Both look to me. I have the final decision. Yes, we should go. Go and get a bottle of water and a blanket and climb up on the sofa and rest. But according to Molly, God wanted her to dance. And who am I to argue with God?
Molly returns to her group, but I remain apart from mine. I am stand alone and watch, lost in this little girl, in her spirit and her joy. She dances in spite of her disease. With her disease.
Our evening is over with one final bow, and upon leaving we are confronted in the parking lot by a sea of red and blue lights across the street. Sometime between the first foutette and the last pirouette, a horrible accident had occurred. A mangled white car, it’s top shorn, lay upside down in the median. Police, firemen, and rescue personnel scramble in choreographed chaos. A medical helicopter waits, blades churning, an angel of metal and wires, death and life.
My family stands silent.
“God bless the wrecked people,” murmurs my son. We all join him, holding hands.
My wife and I exchange a glance when our eyes open. Our town is small, the identity of the injured likely an acquaintance. Coming from the school, perhaps. Football practice. A child? One of my wife’s students?”
How can I live with this fear?” I whisper to God.
“How can I bask in Your light while standing in this shadow?”
The helicopter blades swoosh.
“How must life be lived
(“God wants us to dance until the dance is done,” Molly had said. “Because God loves the dance.”)
in the face of death?”
I look at my daughter, safe in the crook of my arm. She rests her head on my shoulder.

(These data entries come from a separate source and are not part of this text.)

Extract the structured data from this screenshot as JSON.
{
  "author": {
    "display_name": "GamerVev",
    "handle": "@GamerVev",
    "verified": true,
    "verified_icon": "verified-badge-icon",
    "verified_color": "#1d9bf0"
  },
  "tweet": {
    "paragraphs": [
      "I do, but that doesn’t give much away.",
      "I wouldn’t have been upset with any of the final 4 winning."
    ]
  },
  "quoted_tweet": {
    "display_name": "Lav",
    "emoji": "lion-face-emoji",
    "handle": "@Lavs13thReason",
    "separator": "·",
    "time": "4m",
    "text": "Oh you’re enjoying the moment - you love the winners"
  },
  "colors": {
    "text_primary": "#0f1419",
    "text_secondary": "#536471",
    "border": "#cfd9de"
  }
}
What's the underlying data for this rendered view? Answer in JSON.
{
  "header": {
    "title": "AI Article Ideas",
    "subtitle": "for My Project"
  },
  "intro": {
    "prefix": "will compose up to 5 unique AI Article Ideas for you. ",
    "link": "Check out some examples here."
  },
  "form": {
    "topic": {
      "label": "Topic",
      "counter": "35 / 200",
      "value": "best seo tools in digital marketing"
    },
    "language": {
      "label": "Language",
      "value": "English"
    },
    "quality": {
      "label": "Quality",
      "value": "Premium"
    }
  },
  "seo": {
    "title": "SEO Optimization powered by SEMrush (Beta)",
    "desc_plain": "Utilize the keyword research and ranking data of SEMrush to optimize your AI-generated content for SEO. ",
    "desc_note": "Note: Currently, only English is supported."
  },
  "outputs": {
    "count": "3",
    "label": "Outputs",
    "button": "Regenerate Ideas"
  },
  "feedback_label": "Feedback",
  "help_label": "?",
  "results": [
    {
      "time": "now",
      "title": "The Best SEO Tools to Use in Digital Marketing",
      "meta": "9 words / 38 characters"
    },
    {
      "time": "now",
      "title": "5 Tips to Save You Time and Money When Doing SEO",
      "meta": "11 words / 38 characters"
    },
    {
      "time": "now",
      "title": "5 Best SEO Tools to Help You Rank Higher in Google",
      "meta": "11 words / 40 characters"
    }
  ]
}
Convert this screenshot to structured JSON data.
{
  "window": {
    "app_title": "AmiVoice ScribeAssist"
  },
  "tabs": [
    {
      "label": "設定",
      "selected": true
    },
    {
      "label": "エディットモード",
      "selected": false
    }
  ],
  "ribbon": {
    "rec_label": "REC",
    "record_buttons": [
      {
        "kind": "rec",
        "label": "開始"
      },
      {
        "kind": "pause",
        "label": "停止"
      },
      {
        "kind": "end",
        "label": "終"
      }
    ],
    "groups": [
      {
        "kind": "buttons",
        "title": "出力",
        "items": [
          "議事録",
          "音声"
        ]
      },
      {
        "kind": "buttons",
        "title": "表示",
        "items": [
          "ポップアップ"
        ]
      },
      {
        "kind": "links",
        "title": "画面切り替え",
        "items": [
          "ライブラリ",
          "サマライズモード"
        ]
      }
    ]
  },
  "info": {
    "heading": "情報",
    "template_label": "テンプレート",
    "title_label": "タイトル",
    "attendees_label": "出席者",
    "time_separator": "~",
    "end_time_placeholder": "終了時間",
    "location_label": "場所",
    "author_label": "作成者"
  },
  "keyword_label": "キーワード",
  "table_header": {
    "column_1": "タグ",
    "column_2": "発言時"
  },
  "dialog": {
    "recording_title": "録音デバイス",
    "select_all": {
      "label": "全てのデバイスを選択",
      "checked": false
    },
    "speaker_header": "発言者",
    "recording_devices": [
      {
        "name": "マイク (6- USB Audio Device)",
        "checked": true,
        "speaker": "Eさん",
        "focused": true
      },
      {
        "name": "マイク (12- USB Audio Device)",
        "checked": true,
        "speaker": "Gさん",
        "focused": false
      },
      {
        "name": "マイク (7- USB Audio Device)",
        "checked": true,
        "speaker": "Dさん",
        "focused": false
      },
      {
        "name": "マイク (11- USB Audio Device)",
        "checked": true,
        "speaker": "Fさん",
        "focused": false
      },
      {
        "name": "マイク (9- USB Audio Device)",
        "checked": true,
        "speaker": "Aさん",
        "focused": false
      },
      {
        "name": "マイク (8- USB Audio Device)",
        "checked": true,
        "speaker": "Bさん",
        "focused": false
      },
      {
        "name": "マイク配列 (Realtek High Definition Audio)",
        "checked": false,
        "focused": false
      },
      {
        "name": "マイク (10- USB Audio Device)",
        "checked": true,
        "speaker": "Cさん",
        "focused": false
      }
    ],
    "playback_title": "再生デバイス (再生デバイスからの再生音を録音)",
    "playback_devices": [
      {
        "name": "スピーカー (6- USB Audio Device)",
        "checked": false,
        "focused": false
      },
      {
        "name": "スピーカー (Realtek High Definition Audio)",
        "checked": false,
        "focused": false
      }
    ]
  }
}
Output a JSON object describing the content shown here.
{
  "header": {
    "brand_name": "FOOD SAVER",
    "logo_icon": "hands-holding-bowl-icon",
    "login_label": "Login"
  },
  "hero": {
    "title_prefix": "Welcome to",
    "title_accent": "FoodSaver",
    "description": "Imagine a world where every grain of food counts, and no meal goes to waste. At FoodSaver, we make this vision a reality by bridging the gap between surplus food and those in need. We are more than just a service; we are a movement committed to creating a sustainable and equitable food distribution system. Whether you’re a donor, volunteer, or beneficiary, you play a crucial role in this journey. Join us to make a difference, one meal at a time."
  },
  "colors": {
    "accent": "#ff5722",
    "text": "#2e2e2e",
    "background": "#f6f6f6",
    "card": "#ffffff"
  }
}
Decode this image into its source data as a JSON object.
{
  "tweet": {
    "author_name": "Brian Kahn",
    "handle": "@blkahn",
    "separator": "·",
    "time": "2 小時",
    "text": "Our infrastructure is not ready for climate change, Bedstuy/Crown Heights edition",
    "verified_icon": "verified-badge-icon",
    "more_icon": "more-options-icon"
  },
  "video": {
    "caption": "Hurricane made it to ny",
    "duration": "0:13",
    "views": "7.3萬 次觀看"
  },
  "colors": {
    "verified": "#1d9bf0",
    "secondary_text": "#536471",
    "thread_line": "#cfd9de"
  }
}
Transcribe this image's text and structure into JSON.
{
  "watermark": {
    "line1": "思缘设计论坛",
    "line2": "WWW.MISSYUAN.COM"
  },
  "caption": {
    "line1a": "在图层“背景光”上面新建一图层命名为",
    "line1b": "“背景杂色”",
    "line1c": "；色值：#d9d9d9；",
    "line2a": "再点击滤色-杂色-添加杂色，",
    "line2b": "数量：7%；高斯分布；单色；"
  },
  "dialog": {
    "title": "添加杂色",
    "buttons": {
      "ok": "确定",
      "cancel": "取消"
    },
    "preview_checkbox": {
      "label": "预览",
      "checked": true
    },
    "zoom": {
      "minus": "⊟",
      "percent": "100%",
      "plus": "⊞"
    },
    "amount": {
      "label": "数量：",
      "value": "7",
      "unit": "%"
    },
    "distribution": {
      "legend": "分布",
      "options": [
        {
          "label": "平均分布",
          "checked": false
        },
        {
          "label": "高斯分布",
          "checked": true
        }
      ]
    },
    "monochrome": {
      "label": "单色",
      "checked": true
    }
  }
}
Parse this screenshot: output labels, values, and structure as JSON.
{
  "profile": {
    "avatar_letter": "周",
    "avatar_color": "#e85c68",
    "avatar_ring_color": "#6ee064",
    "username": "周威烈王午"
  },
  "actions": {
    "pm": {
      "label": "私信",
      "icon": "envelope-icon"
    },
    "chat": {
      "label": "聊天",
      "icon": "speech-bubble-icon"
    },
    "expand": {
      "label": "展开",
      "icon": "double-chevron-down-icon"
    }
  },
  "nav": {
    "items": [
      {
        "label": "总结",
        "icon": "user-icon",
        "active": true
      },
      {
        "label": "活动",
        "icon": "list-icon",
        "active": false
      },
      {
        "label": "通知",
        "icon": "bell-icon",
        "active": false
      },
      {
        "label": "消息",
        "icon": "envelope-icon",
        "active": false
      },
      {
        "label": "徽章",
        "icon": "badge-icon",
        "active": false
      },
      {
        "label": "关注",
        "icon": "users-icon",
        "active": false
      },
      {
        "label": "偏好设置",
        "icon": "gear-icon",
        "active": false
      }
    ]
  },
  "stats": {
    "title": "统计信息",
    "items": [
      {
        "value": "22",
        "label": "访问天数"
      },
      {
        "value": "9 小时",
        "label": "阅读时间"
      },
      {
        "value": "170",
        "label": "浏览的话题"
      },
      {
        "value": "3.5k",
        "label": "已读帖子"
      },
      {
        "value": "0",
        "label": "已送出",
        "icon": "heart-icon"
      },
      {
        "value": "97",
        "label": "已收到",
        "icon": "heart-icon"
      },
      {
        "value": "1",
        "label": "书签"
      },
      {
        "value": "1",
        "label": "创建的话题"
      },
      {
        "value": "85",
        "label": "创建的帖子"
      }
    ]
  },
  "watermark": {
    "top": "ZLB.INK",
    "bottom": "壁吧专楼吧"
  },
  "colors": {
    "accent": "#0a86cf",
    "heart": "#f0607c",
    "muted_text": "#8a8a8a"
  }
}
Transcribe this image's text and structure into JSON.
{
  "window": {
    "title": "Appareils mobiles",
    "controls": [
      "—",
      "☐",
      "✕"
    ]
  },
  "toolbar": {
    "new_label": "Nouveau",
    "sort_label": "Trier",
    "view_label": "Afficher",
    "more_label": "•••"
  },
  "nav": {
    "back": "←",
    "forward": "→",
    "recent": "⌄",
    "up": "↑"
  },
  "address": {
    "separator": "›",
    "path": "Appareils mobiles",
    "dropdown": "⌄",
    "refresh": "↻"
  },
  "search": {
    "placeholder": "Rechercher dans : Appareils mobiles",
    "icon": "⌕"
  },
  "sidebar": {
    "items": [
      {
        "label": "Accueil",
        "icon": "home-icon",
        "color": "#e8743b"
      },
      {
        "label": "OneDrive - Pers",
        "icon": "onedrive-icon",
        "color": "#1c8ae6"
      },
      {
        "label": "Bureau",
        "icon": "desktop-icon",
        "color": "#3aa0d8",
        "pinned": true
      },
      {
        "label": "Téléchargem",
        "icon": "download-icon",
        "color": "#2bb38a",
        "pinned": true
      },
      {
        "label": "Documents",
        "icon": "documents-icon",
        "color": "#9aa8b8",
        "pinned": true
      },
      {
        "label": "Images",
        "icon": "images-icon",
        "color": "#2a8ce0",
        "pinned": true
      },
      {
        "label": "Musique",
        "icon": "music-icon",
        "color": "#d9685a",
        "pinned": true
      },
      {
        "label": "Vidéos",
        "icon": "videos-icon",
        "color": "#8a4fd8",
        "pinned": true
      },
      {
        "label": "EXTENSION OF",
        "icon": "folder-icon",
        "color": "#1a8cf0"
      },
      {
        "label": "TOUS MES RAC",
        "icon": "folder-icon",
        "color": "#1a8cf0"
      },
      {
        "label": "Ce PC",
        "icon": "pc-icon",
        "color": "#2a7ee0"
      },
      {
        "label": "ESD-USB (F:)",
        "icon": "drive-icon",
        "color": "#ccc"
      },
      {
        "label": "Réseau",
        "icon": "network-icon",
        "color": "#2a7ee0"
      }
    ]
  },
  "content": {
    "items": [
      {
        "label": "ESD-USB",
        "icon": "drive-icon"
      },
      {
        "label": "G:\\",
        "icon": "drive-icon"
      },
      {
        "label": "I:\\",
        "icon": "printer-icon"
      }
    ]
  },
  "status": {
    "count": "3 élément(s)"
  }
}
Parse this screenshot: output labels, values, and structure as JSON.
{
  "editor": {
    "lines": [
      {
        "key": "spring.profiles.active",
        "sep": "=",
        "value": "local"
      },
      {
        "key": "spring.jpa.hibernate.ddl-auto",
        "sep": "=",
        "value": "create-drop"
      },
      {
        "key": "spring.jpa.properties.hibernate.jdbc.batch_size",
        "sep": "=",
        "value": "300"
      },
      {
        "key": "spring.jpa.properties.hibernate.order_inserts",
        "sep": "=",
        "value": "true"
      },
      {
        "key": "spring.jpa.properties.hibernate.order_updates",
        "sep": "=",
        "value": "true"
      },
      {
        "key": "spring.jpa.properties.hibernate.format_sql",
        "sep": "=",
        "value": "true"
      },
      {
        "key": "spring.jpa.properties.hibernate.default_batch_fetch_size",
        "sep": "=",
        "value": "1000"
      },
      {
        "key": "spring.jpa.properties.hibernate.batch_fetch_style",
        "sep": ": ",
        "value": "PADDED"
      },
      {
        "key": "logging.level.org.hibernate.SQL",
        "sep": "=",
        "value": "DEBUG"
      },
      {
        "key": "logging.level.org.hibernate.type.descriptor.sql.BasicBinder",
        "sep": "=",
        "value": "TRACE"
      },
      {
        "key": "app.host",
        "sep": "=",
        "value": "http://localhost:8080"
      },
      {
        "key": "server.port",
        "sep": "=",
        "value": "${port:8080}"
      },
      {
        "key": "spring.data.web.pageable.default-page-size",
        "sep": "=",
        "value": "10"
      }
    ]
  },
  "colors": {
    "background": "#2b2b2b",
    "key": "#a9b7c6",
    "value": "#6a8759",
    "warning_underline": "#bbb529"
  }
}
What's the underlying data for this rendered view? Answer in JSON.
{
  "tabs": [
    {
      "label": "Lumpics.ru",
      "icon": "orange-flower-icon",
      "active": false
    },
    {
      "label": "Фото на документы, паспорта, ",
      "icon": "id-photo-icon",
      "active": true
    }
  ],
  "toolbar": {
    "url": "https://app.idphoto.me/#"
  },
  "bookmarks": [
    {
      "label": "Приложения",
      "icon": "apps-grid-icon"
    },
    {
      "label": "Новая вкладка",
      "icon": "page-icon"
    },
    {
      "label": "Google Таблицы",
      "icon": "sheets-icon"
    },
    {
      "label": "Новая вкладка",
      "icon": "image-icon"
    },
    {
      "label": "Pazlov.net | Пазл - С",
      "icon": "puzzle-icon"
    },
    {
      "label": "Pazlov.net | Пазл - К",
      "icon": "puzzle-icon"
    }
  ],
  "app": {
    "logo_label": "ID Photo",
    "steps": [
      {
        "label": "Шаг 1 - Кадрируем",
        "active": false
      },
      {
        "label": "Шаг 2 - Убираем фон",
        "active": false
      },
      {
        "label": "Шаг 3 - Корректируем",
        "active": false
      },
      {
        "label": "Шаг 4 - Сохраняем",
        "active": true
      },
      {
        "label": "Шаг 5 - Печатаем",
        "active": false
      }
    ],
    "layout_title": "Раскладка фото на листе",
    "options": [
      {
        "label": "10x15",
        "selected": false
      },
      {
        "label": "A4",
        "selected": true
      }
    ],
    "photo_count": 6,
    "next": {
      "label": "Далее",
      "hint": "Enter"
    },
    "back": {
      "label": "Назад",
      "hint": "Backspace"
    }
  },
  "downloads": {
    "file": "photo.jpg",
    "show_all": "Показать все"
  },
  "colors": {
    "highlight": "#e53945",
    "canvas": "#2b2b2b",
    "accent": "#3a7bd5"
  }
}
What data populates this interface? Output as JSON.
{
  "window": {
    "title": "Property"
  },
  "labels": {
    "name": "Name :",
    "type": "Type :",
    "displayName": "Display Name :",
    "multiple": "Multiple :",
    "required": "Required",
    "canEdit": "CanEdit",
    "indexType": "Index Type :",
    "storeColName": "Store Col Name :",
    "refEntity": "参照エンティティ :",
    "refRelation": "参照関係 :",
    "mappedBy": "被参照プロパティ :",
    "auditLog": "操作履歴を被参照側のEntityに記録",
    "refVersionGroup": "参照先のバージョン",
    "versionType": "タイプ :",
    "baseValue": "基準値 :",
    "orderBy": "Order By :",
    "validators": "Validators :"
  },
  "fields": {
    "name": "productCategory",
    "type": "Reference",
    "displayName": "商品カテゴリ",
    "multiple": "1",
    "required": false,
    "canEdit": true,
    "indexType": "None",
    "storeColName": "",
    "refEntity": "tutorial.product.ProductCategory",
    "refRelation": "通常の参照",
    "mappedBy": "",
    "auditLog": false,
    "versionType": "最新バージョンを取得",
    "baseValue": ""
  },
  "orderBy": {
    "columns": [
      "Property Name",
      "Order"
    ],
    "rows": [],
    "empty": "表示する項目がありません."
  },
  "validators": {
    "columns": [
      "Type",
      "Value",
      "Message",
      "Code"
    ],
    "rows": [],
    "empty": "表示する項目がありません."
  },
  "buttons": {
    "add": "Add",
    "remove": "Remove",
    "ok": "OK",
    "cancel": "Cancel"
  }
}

The suddenness of life presses into me. To be a parent or a spouse is to have your fears magnified. You have much, and so you have much to lose. So fragile is our existence in this world, so easily taken and taken for granted.
Yes, God loves the dance. And so should we. We should hear the music in this life, surrender to its rhythms. We should make its cadence our own. And we should always dance until the dance is done.